DevMode
Is it possible for a Palestinian and an Israeli to write a joint editorial on the 1948-1998 span of their conflictive history? On what is for Israelis a joyful celebration of fifty years of independence, but for Palestinians recalls the memory of a homeland lost and their having become a people of refugees?
It is not easy, but it is possible, provided one believes - as we do in this journal - that with the Oslo agreements signed by Yitzhak Rabin and Yasser Arafat, in September 1993, a fresh start was made by the two peoples. A fresh start does not mean forgetting past mistakes and wrongs, nor the present imbalance between Palestinians and Israelis: for while Israelis have realized their national aspirations, Palestinians are still deprived of most of their land in the West Bank, Gaza and East Jerusalem, without which national self-determination and statehood will remain empty words. Furthermore, the problem of the Palestine refugees of 1948 and their claim to the right of return remain unaddressed, although the issue of refugees is one of the subjects to be discussed in final-status negotiations.
A fresh start means that we have to begin listening to each other instead of endlessly repeating our own grievances. It means learning to put ourselves in each other's shoes and trying to understand the sufferings, fears and hopes of the other side. Thus, the Israelis cannot evade the fact that the creation of the State of Israel in 1948 and the following Arab-Israeli war resulted in a national tragedy for the Palestinians, who fled and were expelled en masse from their homes and lands.
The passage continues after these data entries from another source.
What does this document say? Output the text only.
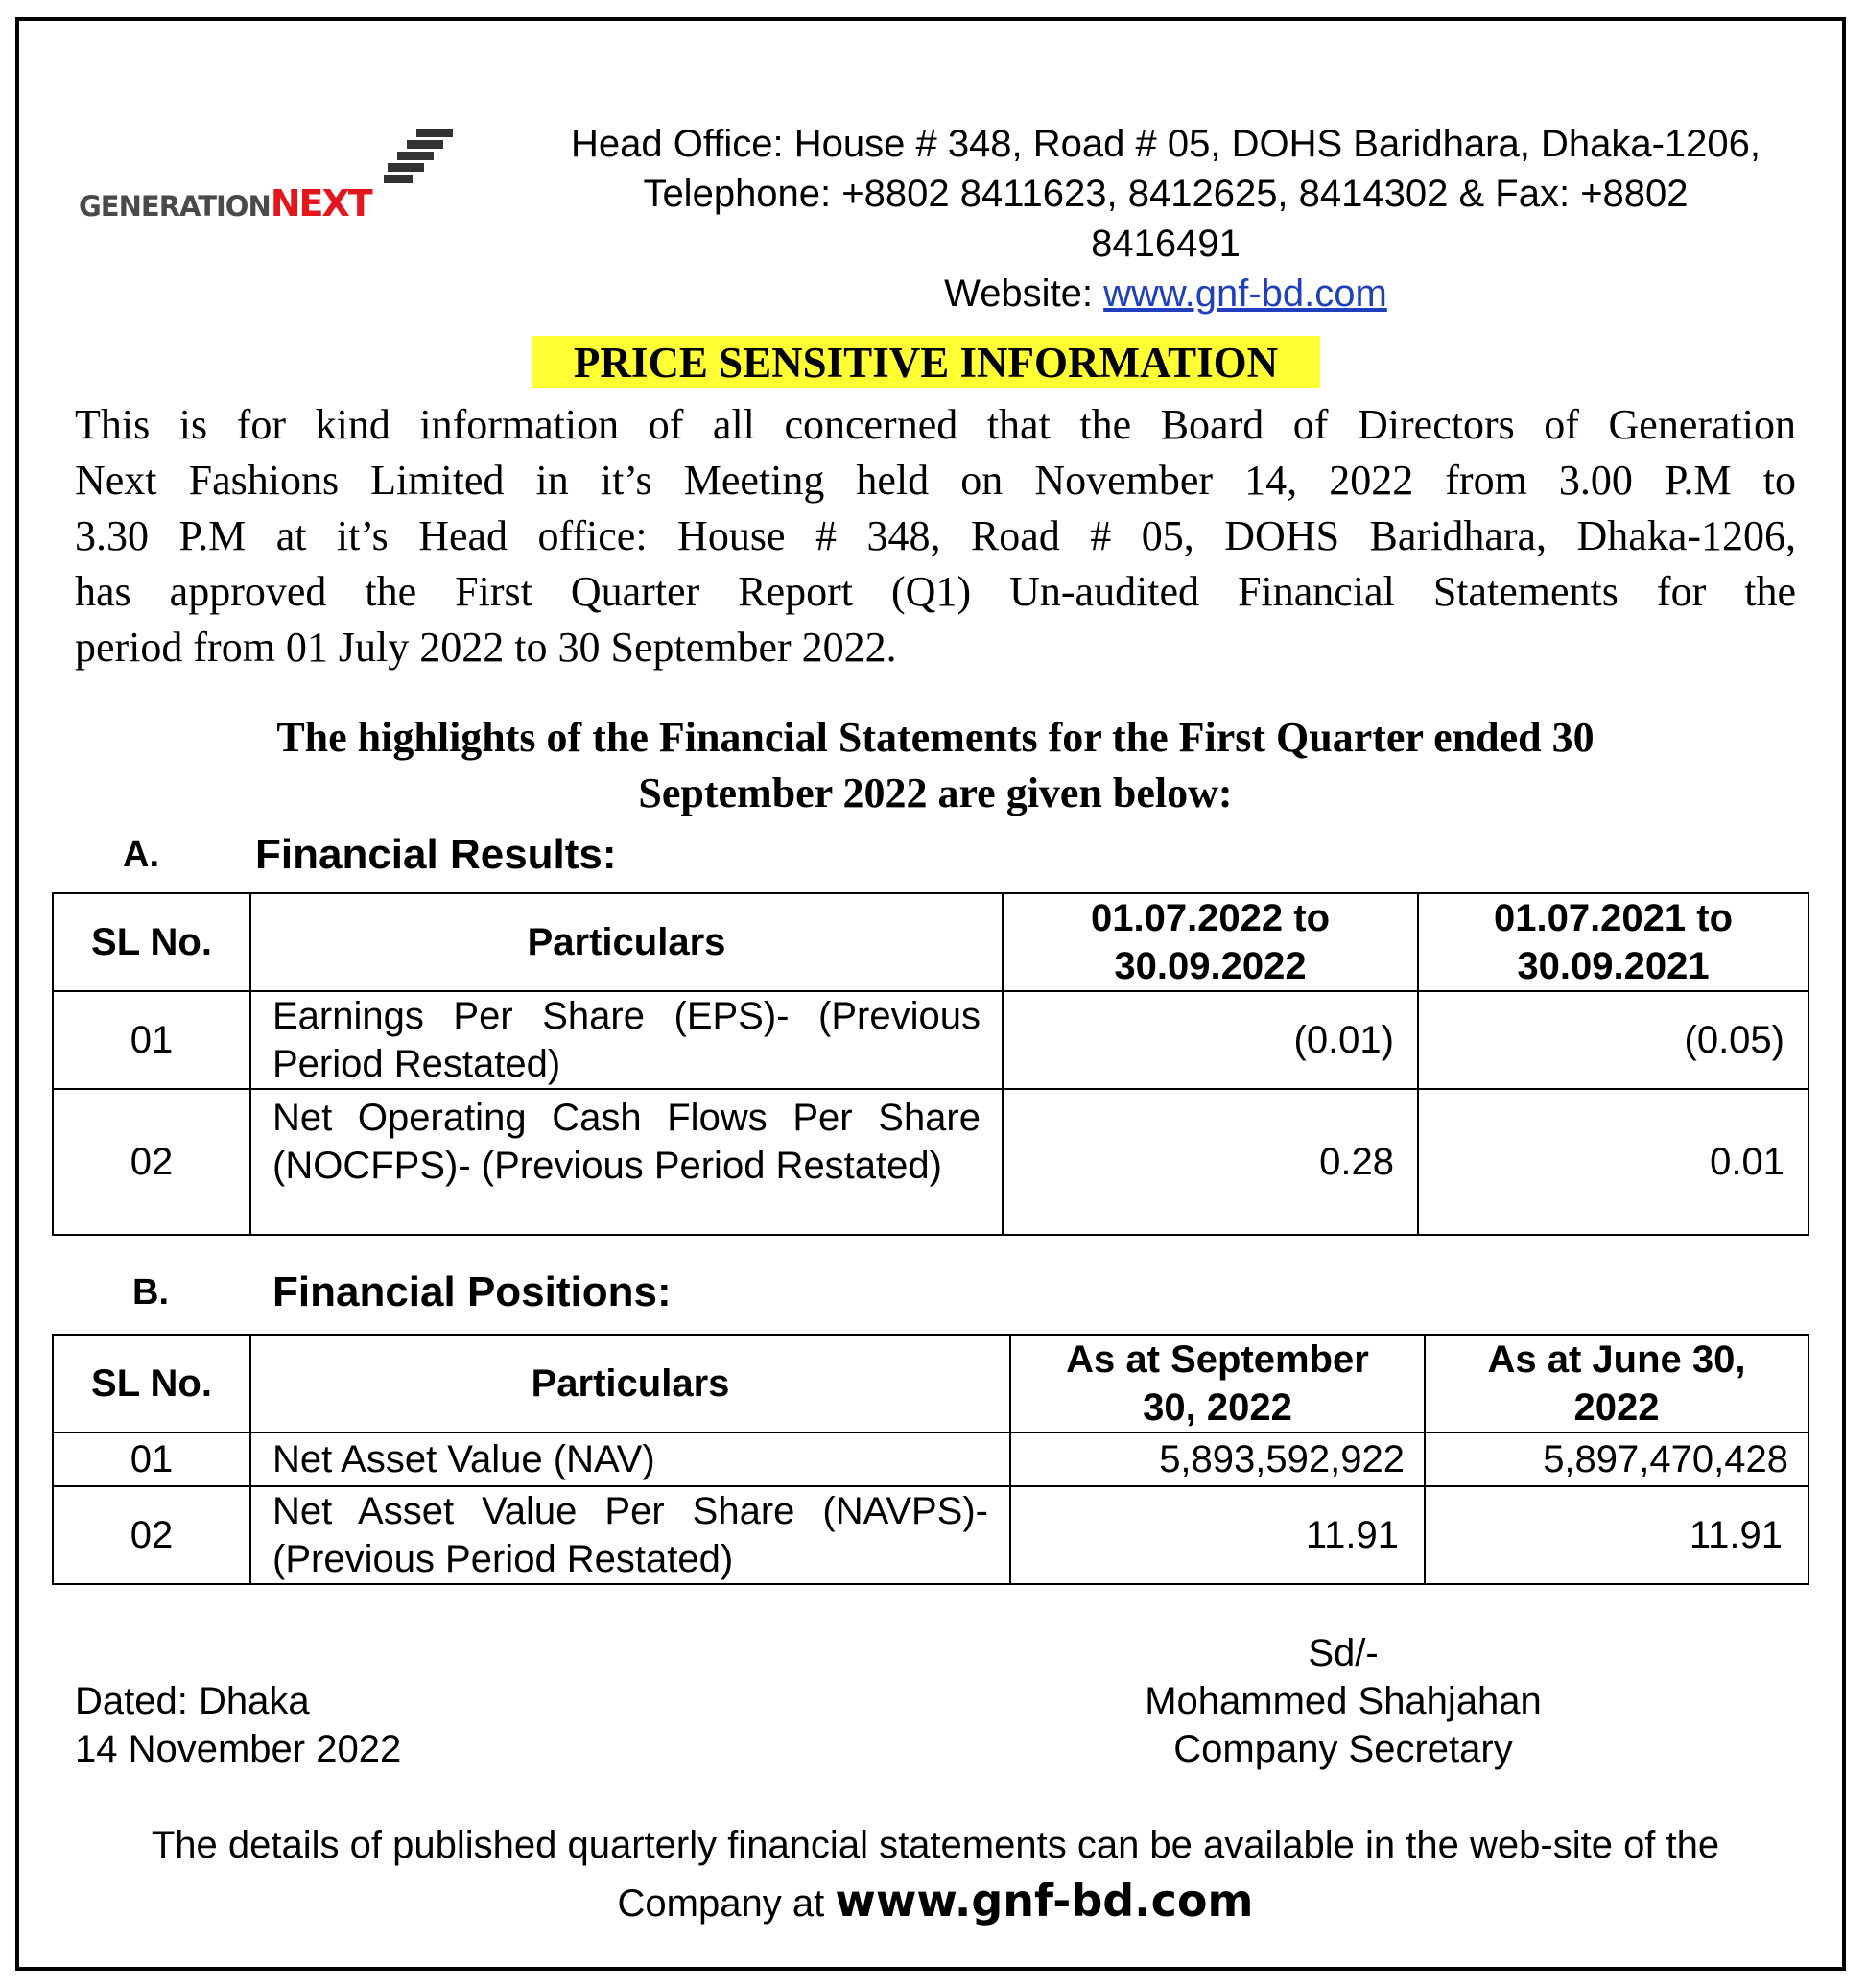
GENERATIONNEXT
Head Office: House # 348, Road # 05, DOHS Baridhara, Dhaka-1206,
Telephone: +8802 8411623, 8412625, 8414302 & Fax: +8802
8416491
Website: www.gnf-bd.com
PRICE SENSITIVE INFORMATION
This is for kind information of all concerned that the Board of Directors of Generation
Next Fashions Limited in it’s Meeting held on November 14, 2022 from 3.00 P.M to
3.30 P.M at it’s Head office: House # 348, Road # 05, DOHS Baridhara, Dhaka-1206,
has approved the First Quarter Report (Q1) Un-audited Financial Statements for the
period from 01 July 2022 to 30 September 2022.
The highlights of the Financial Statements for the First Quarter ended 30
September 2022 are given below:
A. Financial Results:
SL No.	Particulars	01.07.2022 to 30.09.2022	01.07.2021 to 30.09.2021
01	Earnings Per Share (EPS)- (Previous Period Restated)	(0.01)	(0.05)
02	Net Operating Cash Flows Per Share (NOCFPS)- (Previous Period Restated)	0.28	0.01
B. Financial Positions:
SL No.	Particulars	As at September 30, 2022	As at June 30, 2022
01	Net Asset Value (NAV)	5,893,592,922	5,897,470,428
02	Net Asset Value Per Share (NAVPS)- (Previous Period Restated)	11.91	11.91
Dated: Dhaka
14 November 2022
Sd/-
Mohammed Shahjahan
Company Secretary
The details of published quarterly financial statements can be available in the web-site of the
Company at www.gnf-bd.com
Neither can they ignore their moral responsibility for the plight of the Palestine refugees, and they must play their part in efforts to find an equitable and reasonable solution to this festering problem. Could the Palestinian catastrophe have been avoided had the Palestinian leadership of that time accepted the UN Partition Resolution 181 of 1947? Maybe. We shall never know, but for the Palestinians, who constituted in 1947-1948 the majority of the population of British-ruled Palestine and owned most of the land, the carving up of the country into two states seemed totally unacceptable, an extremely unjust solution.
A fresh start means also that Palestinians should try to understand the role played by the Nazi extermination of some six million European Jews in shaping Israeli fears and distrust, and their claim to a secure and safe shelter, a national homeland.
A new relationship between Israelis and Palestinians should be founded on the awareness that, whether we like it or not, for better or for worse, history has thrown us together on this narrow piece of land. As two small peoples, Palestinians and Israelis can choose between compromise and cooperation or the continuation of violence and of futile wars. Oslo was born out of this awareness. And five years ago, in the wake of Oslo, we founded this journal on these very premises.
It is fashionable today to express despair over the deadlocked peace process and some go as far as to deride the signing of the "useless" and "deceptive" Oslo agreement. However, in spite of the pervasive feeling of being entrapped in a political nightmare, caused mainly by Netanyahu's efforts to empty the Oslo accords of their dynamic content, those agreements and, especially, the beginning of their implementation under the Rabin-Peres government, have already wrought some irreversible changes in the Palestinian-Israeli equation. The principle of "land for peace" embodied in the Oslo agreement has brought about - though limited - Israeli withdrawals from the occupied Palestinian territories and placed five percent of these territories under the full control of the Palestinian National Authority (PNA), and twenty-five percent under its partial control. The cities and villages handed over to the PNA are small enclaves in greater areas controlled by the Israeli occupation army and, while the civil affairs of the majority of the Palestinian population are handled by the PNA, they remain, in fact, subject to arbitrary Israeli regulations. Thus, Palestinian cities and villages are regularly cut off from each other whenever Israel decides to "close" the Palestinian territories.
For both parties, Oslo put an end to dangerous, unrealistic visions of mutual destruction. Israeli leaders liked to dream of restoring Israel to its biblical frontiers (a "greater Israel") in which there would, of course, be no place for the Palestinians; Palestinian leaders liked to dream of an independent Palestinian state in all of Palestine, including Israel. Albeit reluctantly, even Netanyahu, while doing his utmost to prevent further progress, had no other choice - once he promised to adhere to the Oslo agreement - than to accept the principle of territorial compromise, "however painful this is to me," as he has recently declared.
All these changes brought about by Oslo should not be underestimated and cannot easily be undone. Today, if the peace process is in abeyance, rather than leading to despair, this should encourage us to intensify the dialogue between people of goodwill from both nations, in this journal and elsewhere.
We shall pursue our quest for peace, not by papering over our differences, but by courageously analyzing the controversial issues that are dividing Palestinians and Israelis and by doggedly searching for common ground, based on the mutual recognition of each other's vital interests and national aspirations.